Following suit, an article published by The Economist concluded that Mr Biden’s decision to waive IPP is at best, an empty gesture. A waiver would not do much to improve the urgent shortfall of doses in 2021. Technology transfer would take a minimum of 6 months to be completed, with the new mRNA vaccines produced by Pfizer and Moderna expected to take even longer. The vaccines cannot be recreated in a short span.
Thus, opponents of the IP waivers claim that a real impact can be made by improving the supply chains. For instance, Serum Institute, an Indian vaccine maker, has struggled to get parts such as filters from America because exports were gunned up by the Defense Production Act (DPA). They also state that rich countries should focus on donating vaccines through Covax (a global public-private-philanthropic collaboration to accelerate the development and distribution of COVID-19 vaccines and treatment).

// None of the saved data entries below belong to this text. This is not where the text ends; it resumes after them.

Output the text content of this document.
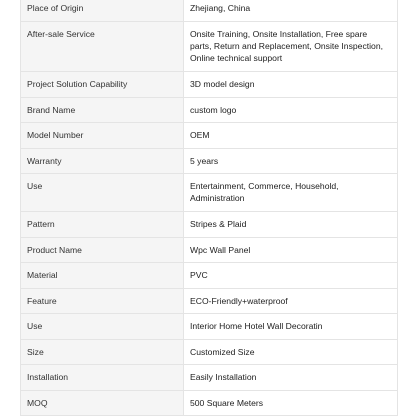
Place of Origin	Zhejiang, China
After-sale Service	Onsite Training, Onsite Installation, Free spare parts, Return and Replacement, Onsite Inspection, Online technical support
Project Solution Capability	3D model design
Brand Name	custom logo
Model Number	OEM
Warranty	5 years
Use	Entertainment, Commerce, Household, Administration
Pattern	Stripes & Plaid
Product Name	Wpc Wall Panel
Material	PVC
Feature	ECO-Friendly+waterproof
Use	Interior Home Hotel Wall Decoratin
Size	Customized Size
Installation	Easily Installation
MOQ	500 Square Meters
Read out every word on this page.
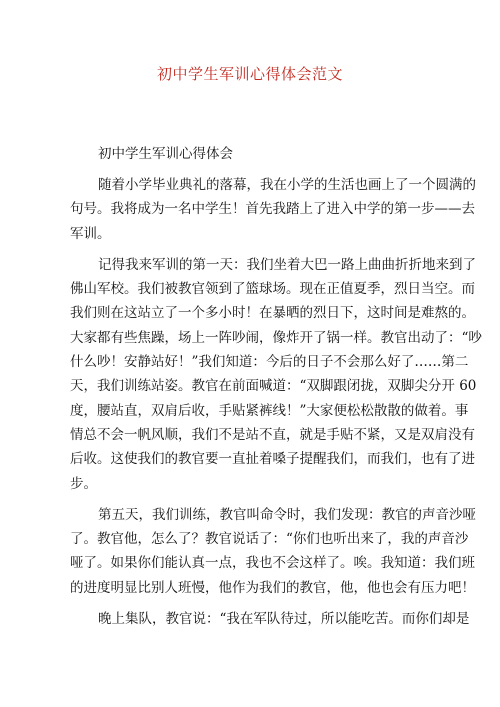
初中学生军训心得体会范文
初中学生军训心得体会
随着小学毕业典礼的落幕，我在小学的生活也画上了一个圆满的
句号。我将成为一名中学生！首先我踏上了进入中学的第一步——去
军训。
记得我来军训的第一天：我们坐着大巴一路上曲曲折折地来到了
佛山军校。我们被教官领到了篮球场。现在正值夏季，烈日当空。而
我们则在这站立了一个多小时！在暴晒的烈日下，这时间是难熬的。
大家都有些焦躁，场上一阵吵闹，像炸开了锅一样。教官出动了：“吵
什么吵！安静站好！”我们知道：今后的日子不会那么好了……第二
天，我们训练站姿。教官在前面喊道：“双脚跟闭拢，双脚尖分开 60
度，腰站直，双肩后收，手贴紧裤线！”大家便松松散散的做着。事
情总不会一帆风顺，我们不是站不直，就是手贴不紧，又是双肩没有
后收。这使我们的教官要一直扯着嗓子提醒我们，而我们，也有了进
步。
第五天，我们训练，教官叫命令时，我们发现：教官的声音沙哑
了。教官他，怎么了？教官说话了：“你们也听出来了，我的声音沙
哑了。如果你们能认真一点，我也不会这样了。唉。我知道：我们班
的进度明显比别人班慢，他作为我们的教官，他，他也会有压力吧！
晚上集队，教官说：“我在军队待过，所以能吃苦。而你们却是
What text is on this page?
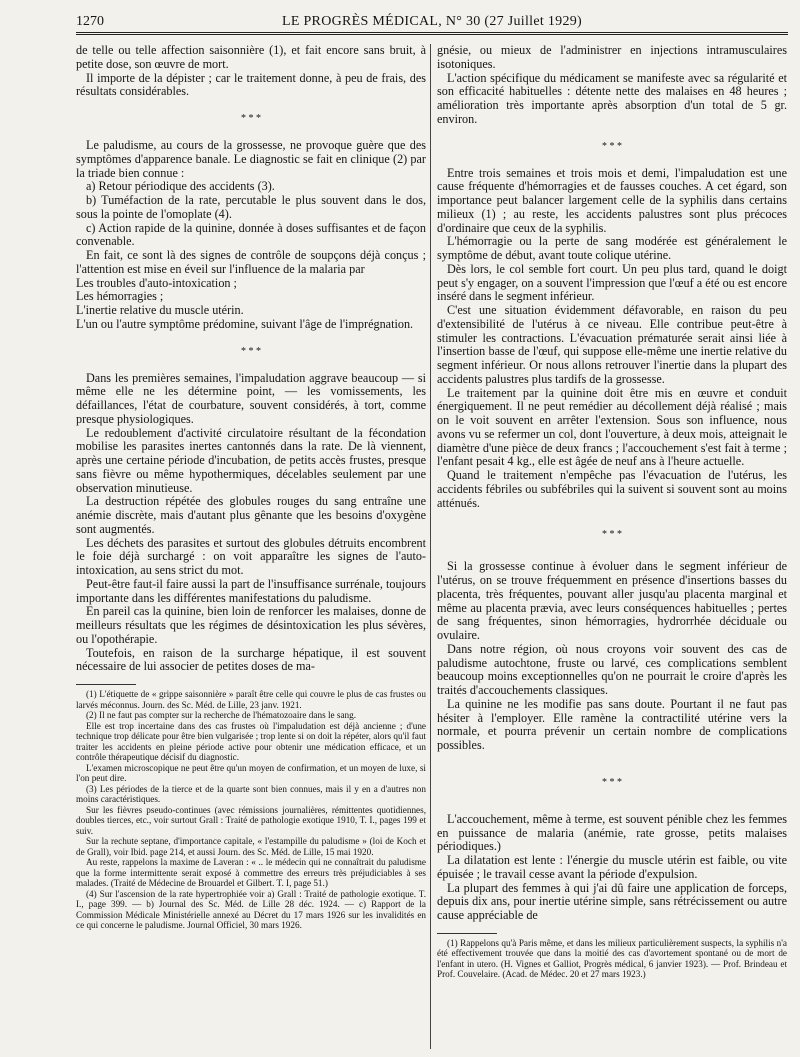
1270	LE PROGRÈS MÉDICAL, N° 30 (27 Juillet 1929)

de telle ou telle affection saisonnière (1), et fait encore sans bruit, à petite dose, son œuvre de mort.

Il importe de la dépister ; car le traitement donne, à peu de frais, des résultats considérables.

* * *

Le paludisme, au cours de la grossesse, ne provoque guère que des symptômes d'apparence banale. Le diagnostic se fait en clinique (2) par la triade bien connue :

a) Retour périodique des accidents (3).

b) Tuméfaction de la rate, percutable le plus souvent dans le dos, sous la pointe de l'omoplate (4).

c) Action rapide de la quinine, donnée à doses suffisantes et de façon convenable.

En fait, ce sont là des signes de contrôle de soupçons déjà conçus ; l'attention est mise en éveil sur l'influence de la malaria par

Les troubles d'auto-intoxication ;

Les hémorragies ;

L'inertie relative du muscle utérin.

L'un ou l'autre symptôme prédomine, suivant l'âge de l'imprégnation.

* * *

Dans les premières semaines, l'impaludation aggrave beaucoup — si même elle ne les détermine point, — les vomissements, les défaillances, l'état de courbature, souvent considérés, à tort, comme presque physiologiques.

Le redoublement d'activité circulatoire résultant de la fécondation mobilise les parasites inertes cantonnés dans la rate. De là viennent, après une certaine période d'incubation, de petits accès frustes, presque sans fièvre ou même hypothermiques, décelables seulement par une observation minutieuse.

La destruction répétée des globules rouges du sang entraîne une anémie discrète, mais d'autant plus gênante que les besoins d'oxygène sont augmentés.

Les déchets des parasites et surtout des globules détruits encombrent le foie déjà surchargé : on voit apparaître les signes de l'auto-intoxication, au sens strict du mot.

Peut-être faut-il faire aussi la part de l'insuffisance surrénale, toujours importante dans les différentes manifestations du paludisme.

En pareil cas la quinine, bien loin de renforcer les malaises, donne de meilleurs résultats que les régimes de désintoxication les plus sévères, ou l'opothérapie.

Toutefois, en raison de la surcharge hépatique, il est souvent nécessaire de lui associer de petites doses de ma-

(1) L'étiquette de « grippe saisonnière » paraît être celle qui couvre le plus de cas frustes ou larvés méconnus. Journ. des Sc. Méd. de Lille, 23 janv. 1921.

(2) Il ne faut pas compter sur la recherche de l'hématozoaire dans le sang.

Elle est trop incertaine dans des cas frustes où l'impaludation est déjà ancienne ; d'une technique trop délicate pour être bien vulgarisée ; trop lente si on doit la répéter, alors qu'il faut traiter les accidents en pleine période active pour obtenir une médication efficace, et un contrôle thérapeutique décisif du diagnostic.

L'examen microscopique ne peut être qu'un moyen de confirmation, et un moyen de luxe, si l'on peut dire.

(3) Les périodes de la tierce et de la quarte sont bien connues, mais il y en a d'autres non moins caractéristiques.

Sur les fièvres pseudo-continues (avec rémissions journalières, rémittentes quotidiennes, doubles tierces, etc., voir surtout Grall : Traité de pathologie exotique 1910, T. I., pages 199 et suiv.

Sur la rechute septane, d'importance capitale, « l'estampille du paludisme » (loi de Koch et de Grall), voir Ibid. page 214, et aussi Journ. des Sc. Méd. de Lille, 15 mai 1920.

Au reste, rappelons la maxime de Laveran : « .. le médecin qui ne connaîtrait du paludisme que la forme intermittente serait exposé à commettre des erreurs très préjudiciables à ses malades. (Traité de Médecine de Brouardel et Gilbert. T. I, page 51.)

(4) Sur l'ascension de la rate hypertrophiée voir a) Grall : Traité de pathologie exotique. T. I., page 399. — b) Journal des Sc. Méd. de Lille 28 déc. 1924. — c) Rapport de la Commission Médicale Ministérielle annexé au Décret du 17 mars 1926 sur les invalidités en ce qui concerne le paludisme. Journal Officiel, 30 mars 1926.

gnésie, ou mieux de l'administrer en injections intramusculaires isotoniques.

L'action spécifique du médicament se manifeste avec sa régularité et son efficacité habituelles : détente nette des malaises en 48 heures ; amélioration très importante après absorption d'un total de 5 gr. environ.

* * *

Entre trois semaines et trois mois et demi, l'impaludation est une cause fréquente d'hémorragies et de fausses couches. A cet égard, son importance peut balancer largement celle de la syphilis dans certains milieux (1) ; au reste, les accidents palustres sont plus précoces d'ordinaire que ceux de la syphilis.

L'hémorragie ou la perte de sang modérée est généralement le symptôme de début, avant toute colique utérine.

Dès lors, le col semble fort court. Un peu plus tard, quand le doigt peut s'y engager, on a souvent l'impression que l'œuf a été ou est encore inséré dans le segment inférieur.

C'est une situation évidemment défavorable, en raison du peu d'extensibilité de l'utérus à ce niveau. Elle contribue peut-être à stimuler les contractions. L'évacuation prématurée serait ainsi liée à l'insertion basse de l'œuf, qui suppose elle-même une inertie relative du segment inférieur. Or nous allons retrouver l'inertie dans la plupart des accidents palustres plus tardifs de la grossesse.

Le traitement par la quinine doit être mis en œuvre et conduit énergiquement. Il ne peut remédier au décollement déjà réalisé ; mais on le voit souvent en arrêter l'extension. Sous son influence, nous avons vu se refermer un col, dont l'ouverture, à deux mois, atteignait le diamètre d'une pièce de deux francs ; l'accouchement s'est fait à terme ; l'enfant pesait 4 kg., elle est âgée de neuf ans à l'heure actuelle.

Quand le traitement n'empêche pas l'évacuation de l'utérus, les accidents fébriles ou subfébriles qui la suivent si souvent sont au moins atténués.

* * *

Si la grossesse continue à évoluer dans le segment inférieur de l'utérus, on se trouve fréquemment en présence d'insertions basses du placenta, très fréquentes, pouvant aller jusqu'au placenta marginal et même au placenta prævia, avec leurs conséquences habituelles ; pertes de sang fréquentes, sinon hémorragies, hydrorrhée déciduale ou ovulaire.

Dans notre région, où nous croyons voir souvent des cas de paludisme autochtone, fruste ou larvé, ces complications semblent beaucoup moins exceptionnelles qu'on ne pourrait le croire d'après les traités d'accouchements classiques.

La quinine ne les modifie pas sans doute. Pourtant il ne faut pas hésiter à l'employer. Elle ramène la contractilité utérine vers la normale, et pourra prévenir un certain nombre de complications possibles.

* * *

L'accouchement, même à terme, est souvent pénible chez les femmes en puissance de malaria (anémie, rate grosse, petits malaises périodiques.)

La dilatation est lente : l'énergie du muscle utérin est faible, ou vite épuisée ; le travail cesse avant la période d'expulsion.

La plupart des femmes à qui j'ai dû faire une application de forceps, depuis dix ans, pour inertie utérine simple, sans rétrécissement ou autre cause appréciable de

(1) Rappelons qu'à Paris même, et dans les milieux particulièrement suspects, la syphilis n'a été effectivement trouvée que dans la moitié des cas d'avortement spontané ou de mort de l'enfant in utero. (H. Vignes et Galliot, Progrès médical, 6 janvier 1923). — Prof. Brindeau et Prof. Couvelaire. (Acad. de Médec. 20 et 27 mars 1923.)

Waiver opponents fear that a patent waiver could set a dangerous precedent, it would deter innovation, by disrupting supply chains and wasting resources.
Coming to the voices of “pro-waivers”
Economist and Nobel laureate Joseph Stiglitz, along with Lori Wallach in their article ‘Will Corporate Greed Prolong the Pandemic?’, strongly pushed for IP waivers on Covid vaccines.
According to the authors, being for-profit entities, pharmaceutical companies are focused primarily on their earnings and not on global health. Their goal is to maintain as much power as they can, for as long as they can, to maximize profits. Thus, it is the responsibility of governments to intervene directly and solve the vaccine supply issue.
They discard the argument that developing countries lack the skills to manufacture Covid vaccines themselves. When US and European manufacturers agreed to partnerships with foreign producers like Serum Institute of India and Aspen Pharmacare in South Africa, these institutes did not appear to have notable manufacturing issues. There are several other firms around the world with similar potential to help boost vaccine supply, all they need is access to the technology and know-how.
The Coalition for Epidemic Preparedness Innovations has identified 250+ companies that could manufacture vaccines. While it may be difficult and expensive to develop the mRNA vaccine technology, that doesn’t translate to the production of the actual shots being out of reach for other countries around the world.
As stated earlier in the article, the provision of compulsory licenses is extremely complex and time-consuming, because mRNA vaccines have more than 100 components worldwide, many with some form of IP protection, the coordination of which would be far too complicated.
Lastly, with regards to the final argument that IP waivers would reduce profits and curb innovation, the article goes on to discard this as well, stating that even with a WTO waiver, vaccine makers still stand to make a ton of money. A WTO waiver would not abolish national legal requirements that IP holders be paid royalties or other forms of compensation.
Whether or not IP waivers would solve the gross vaccine inequity we are witnessing today, remains up for debate. However, the nature of this strange virus has made it clear that no one is safe until we are all safe. Waiver or not, mass immunization is the only way out, and world leaders along with pharma companies need to set aside their differences to ensure an equitable, just and timely rollout of vaccines.